The disruptions of the pandemic could cause a more rapid decline in patients who were fragile to begin with. Carrie McBride, marketing and communications director for the Washington state chapter of the Alzheimer's Association, said this has been "a really difficult time" for the people her nonprofit serves.

"We're just hearing that the social isolation, and the added stress of everything that's been happening and the disruption to people's routines, a lack of resources and respite, is really taking a toll on these families," McBride said in an interview.

This rings true for Susan Weber of Seattle.

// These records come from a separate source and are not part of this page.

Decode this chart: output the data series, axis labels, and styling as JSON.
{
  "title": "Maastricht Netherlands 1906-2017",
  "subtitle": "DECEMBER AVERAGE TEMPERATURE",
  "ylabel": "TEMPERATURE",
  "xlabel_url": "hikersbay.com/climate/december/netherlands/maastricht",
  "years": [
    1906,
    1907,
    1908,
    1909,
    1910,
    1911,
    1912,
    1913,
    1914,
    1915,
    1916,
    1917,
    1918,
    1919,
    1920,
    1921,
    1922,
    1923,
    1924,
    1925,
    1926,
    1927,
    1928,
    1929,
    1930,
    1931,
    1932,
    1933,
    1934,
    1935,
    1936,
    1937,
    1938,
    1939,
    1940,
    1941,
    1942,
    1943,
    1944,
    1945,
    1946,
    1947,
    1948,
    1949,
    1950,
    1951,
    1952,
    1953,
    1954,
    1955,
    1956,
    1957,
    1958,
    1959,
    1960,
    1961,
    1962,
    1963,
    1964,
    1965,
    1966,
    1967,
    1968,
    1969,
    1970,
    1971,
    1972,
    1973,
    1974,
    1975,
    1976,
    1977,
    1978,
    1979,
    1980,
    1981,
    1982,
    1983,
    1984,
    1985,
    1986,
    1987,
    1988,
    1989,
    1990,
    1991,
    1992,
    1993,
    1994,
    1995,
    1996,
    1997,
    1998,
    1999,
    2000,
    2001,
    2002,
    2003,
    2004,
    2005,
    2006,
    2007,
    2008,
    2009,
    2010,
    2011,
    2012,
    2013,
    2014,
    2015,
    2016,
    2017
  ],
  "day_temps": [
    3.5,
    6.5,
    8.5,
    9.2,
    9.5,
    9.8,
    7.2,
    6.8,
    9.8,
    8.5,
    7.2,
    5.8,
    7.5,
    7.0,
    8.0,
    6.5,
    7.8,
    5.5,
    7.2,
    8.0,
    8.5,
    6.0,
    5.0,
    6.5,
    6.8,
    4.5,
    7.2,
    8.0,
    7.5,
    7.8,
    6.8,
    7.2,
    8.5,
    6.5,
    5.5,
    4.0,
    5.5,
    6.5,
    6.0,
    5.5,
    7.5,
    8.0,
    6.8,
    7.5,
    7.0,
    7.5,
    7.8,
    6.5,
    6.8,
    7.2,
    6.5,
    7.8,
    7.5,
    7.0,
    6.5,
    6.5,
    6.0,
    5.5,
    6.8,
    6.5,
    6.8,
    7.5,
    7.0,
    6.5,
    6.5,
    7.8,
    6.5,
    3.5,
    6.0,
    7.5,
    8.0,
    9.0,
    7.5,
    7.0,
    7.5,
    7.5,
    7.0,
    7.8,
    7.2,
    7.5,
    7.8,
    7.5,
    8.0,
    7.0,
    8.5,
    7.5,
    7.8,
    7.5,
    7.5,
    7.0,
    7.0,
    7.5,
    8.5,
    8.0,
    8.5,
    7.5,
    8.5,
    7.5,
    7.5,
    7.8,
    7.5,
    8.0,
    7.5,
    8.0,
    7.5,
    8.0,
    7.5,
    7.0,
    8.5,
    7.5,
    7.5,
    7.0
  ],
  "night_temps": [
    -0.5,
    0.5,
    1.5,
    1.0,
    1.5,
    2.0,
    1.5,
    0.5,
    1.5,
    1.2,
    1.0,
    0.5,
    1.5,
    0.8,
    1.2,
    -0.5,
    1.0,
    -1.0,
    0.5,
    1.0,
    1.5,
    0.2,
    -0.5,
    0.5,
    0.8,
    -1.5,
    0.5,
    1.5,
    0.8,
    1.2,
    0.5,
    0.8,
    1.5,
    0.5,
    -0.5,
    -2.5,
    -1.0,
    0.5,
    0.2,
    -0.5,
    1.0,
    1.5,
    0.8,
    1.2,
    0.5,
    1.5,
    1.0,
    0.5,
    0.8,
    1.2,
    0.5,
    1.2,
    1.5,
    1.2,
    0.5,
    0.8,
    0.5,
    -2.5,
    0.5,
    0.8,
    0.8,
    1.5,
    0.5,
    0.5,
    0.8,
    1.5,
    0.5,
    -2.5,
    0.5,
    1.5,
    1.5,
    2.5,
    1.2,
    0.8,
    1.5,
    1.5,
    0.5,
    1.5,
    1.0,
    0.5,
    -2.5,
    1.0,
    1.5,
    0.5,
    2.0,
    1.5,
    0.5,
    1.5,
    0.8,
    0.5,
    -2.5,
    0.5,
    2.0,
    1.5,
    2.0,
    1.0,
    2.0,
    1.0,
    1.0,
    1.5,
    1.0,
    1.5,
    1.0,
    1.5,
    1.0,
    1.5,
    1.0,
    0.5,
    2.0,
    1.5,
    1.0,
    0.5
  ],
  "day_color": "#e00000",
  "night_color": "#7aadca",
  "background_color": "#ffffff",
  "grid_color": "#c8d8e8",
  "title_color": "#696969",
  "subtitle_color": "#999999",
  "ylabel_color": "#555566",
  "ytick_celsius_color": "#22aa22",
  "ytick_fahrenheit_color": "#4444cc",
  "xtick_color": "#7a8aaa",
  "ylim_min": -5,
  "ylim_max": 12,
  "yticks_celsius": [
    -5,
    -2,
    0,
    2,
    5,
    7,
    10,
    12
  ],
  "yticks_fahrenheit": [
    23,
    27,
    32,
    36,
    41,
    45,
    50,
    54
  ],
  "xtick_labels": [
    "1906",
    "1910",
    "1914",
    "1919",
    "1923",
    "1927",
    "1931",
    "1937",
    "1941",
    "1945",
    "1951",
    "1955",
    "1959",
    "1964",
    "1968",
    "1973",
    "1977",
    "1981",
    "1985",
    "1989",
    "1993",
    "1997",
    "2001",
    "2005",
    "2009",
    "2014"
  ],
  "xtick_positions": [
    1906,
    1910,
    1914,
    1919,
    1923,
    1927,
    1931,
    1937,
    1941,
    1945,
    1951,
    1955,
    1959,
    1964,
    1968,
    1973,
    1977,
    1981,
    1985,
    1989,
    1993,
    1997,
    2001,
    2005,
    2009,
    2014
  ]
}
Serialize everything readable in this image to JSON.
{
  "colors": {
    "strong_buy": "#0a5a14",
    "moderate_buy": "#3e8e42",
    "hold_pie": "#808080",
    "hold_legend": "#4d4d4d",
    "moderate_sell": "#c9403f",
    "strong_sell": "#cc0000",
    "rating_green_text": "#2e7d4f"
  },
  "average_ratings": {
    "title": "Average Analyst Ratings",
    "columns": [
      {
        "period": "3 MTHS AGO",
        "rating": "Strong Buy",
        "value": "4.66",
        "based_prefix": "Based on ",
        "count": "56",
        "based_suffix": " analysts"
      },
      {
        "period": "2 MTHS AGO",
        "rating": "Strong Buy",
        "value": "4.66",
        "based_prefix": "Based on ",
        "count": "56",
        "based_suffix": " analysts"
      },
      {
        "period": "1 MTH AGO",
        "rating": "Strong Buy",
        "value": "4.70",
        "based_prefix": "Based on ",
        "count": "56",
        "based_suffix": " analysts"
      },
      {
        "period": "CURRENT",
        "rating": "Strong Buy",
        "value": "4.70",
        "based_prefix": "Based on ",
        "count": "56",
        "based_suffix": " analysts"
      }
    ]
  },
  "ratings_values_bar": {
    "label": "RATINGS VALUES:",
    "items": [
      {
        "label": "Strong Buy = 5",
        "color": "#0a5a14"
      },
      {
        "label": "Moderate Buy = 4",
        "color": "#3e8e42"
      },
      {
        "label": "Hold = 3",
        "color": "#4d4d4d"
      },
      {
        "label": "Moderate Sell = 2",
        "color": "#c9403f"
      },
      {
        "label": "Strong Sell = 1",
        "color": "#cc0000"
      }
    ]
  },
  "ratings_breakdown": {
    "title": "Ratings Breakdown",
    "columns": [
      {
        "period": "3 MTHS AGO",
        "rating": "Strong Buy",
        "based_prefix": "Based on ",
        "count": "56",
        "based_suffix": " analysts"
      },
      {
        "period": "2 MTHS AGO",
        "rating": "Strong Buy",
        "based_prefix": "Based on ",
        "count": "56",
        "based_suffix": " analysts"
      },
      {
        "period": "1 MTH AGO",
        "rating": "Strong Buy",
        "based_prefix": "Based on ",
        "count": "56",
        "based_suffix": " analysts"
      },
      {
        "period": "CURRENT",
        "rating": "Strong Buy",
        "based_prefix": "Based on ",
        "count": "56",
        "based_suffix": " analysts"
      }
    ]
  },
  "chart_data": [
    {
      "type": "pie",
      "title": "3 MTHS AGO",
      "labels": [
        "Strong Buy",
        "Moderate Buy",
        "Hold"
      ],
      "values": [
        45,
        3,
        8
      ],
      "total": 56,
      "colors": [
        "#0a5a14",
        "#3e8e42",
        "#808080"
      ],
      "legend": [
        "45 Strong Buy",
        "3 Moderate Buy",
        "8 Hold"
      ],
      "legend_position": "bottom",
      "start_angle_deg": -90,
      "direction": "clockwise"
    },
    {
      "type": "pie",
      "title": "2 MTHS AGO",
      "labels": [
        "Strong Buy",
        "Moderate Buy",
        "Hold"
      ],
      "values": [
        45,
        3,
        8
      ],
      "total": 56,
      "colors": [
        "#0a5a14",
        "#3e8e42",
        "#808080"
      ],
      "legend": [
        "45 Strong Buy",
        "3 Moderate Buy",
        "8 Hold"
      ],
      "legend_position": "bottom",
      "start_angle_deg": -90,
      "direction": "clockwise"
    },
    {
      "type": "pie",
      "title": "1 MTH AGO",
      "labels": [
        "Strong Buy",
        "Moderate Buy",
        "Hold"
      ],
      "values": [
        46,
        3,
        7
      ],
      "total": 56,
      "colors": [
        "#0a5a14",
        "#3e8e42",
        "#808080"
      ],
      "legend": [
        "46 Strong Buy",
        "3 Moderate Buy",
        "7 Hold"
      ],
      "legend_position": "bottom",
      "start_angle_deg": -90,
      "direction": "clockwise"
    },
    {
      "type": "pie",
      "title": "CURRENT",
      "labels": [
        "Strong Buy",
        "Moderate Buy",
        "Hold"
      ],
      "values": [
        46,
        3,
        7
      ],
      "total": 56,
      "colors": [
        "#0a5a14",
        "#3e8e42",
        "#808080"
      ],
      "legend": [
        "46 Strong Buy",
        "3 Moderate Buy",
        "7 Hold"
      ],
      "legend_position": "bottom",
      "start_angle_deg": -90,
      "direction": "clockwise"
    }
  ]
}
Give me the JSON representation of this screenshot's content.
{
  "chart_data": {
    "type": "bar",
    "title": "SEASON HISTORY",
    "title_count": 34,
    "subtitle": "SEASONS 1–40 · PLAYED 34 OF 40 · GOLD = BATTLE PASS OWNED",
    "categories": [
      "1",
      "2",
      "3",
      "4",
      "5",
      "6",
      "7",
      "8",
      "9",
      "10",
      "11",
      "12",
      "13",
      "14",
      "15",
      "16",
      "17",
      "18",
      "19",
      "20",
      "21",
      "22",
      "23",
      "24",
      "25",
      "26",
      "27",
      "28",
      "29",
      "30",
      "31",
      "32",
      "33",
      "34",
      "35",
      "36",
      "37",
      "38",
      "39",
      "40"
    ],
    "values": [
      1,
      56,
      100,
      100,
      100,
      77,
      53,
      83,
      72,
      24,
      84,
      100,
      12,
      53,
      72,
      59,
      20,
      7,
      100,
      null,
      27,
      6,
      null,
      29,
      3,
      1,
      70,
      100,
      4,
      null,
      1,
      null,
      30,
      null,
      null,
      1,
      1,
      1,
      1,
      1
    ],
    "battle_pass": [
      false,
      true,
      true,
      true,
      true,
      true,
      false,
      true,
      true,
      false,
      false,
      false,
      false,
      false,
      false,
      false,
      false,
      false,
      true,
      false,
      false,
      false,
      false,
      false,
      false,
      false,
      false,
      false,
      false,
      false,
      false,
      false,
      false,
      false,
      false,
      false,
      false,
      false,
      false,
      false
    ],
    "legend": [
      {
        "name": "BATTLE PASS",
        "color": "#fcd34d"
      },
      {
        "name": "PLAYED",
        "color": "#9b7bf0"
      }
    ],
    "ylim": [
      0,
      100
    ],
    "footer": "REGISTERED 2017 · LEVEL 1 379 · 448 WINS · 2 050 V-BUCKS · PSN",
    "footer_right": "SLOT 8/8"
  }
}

Her mother, Helen Molina, was in an assisted living center with late-stage Alzheimer's when the pandemic started, then caught the coronavirus and died from it.

"One thing that I learned through the Alzheimer's group was how much routine and continuity was important for not only their mental health, but just for slowing the decline," Weber said in an interview.

Weber said she was unable to see her mother in person for the final three weeks of Molina's life because of COVID precautions.

"All of a sudden we weren't there," Weber said about the forbidden family visits. "They are literally in their room by themselves all day except for getting meals. It was one of those frustrating things."

Weber said the death certificate for her 85-year-old mom correctly listed COVID-19 as the cause of death with Alzheimer's as an underlying condition.

The Alzheimer's Association would like to see shortages of protective equipment addressed and more coronavirus testing done in long-term care facilities and nursing homes. Washington's Department of Health recently completed a push to test all residents and staff at every nursing home in the state.

"It is difficult for someone who cares about this cause so passionately to hear that professional athletes, for example, are being tested every other day when the population that is probably most vulnerable in all of this is just being tested once, if they consent," McBride said in an interview.

In the early weeks of the pandemic, emergency rooms recorded a drop in visits as some people avoided going near hospitals to limit their potential exposure to the novel virus. This behavior raised concern in the medical profession about timely treatment of strokes and heart disease.

"Evidence suggests that patients with heart attacks and strokes delayed seeking care due to the COVID-19 emergency, which would explain excess mortality," wrote the authors of a recent paper in the online journal medRxiv. "Reduced care seeking could contribute substantially to excess mortality."

However, Basu and Washington state's coronavirus "hospital czar" Dr. Raquel Bono both said last week that there was no evidence in the mortality data of any significant spike in deaths attributable to people delaying necessary hospital care.

Despite heightened mental stress and widespread job losses, there is also no discernible increase in suicides during the pandemic, judging from year-to-date data provided by the Washington State Department of Health.

The surge in excess deaths seems to have tailed off in the month of May in the Pacific Northwest. Lately, even with ongoing COVID fatalities in the mix, the number of weekly deaths from all causes appears to be within the normal range. That trend ameliorated UW professor Basu's concern.

"That indicates either more attention being paid to these residents in long term care facilities or because we are now capturing the COVID deaths more accurately," Basu said.

Washington's Department of Health said Tuesday it sped up the normally slow process of recording death certificates "to support a rapid and informed response" to the pandemic. Epidemiologists continue to search for sectors with excess deaths that could reveal pockets of coronavirus needing attention.

"The million dollar question is what happened with everything else," said state Department of Health epidemiologist Victoria Lazariu in an interview Tuesday. "There are a lot of moving pieces. Hopefully, with time we'll be able to make sense of this."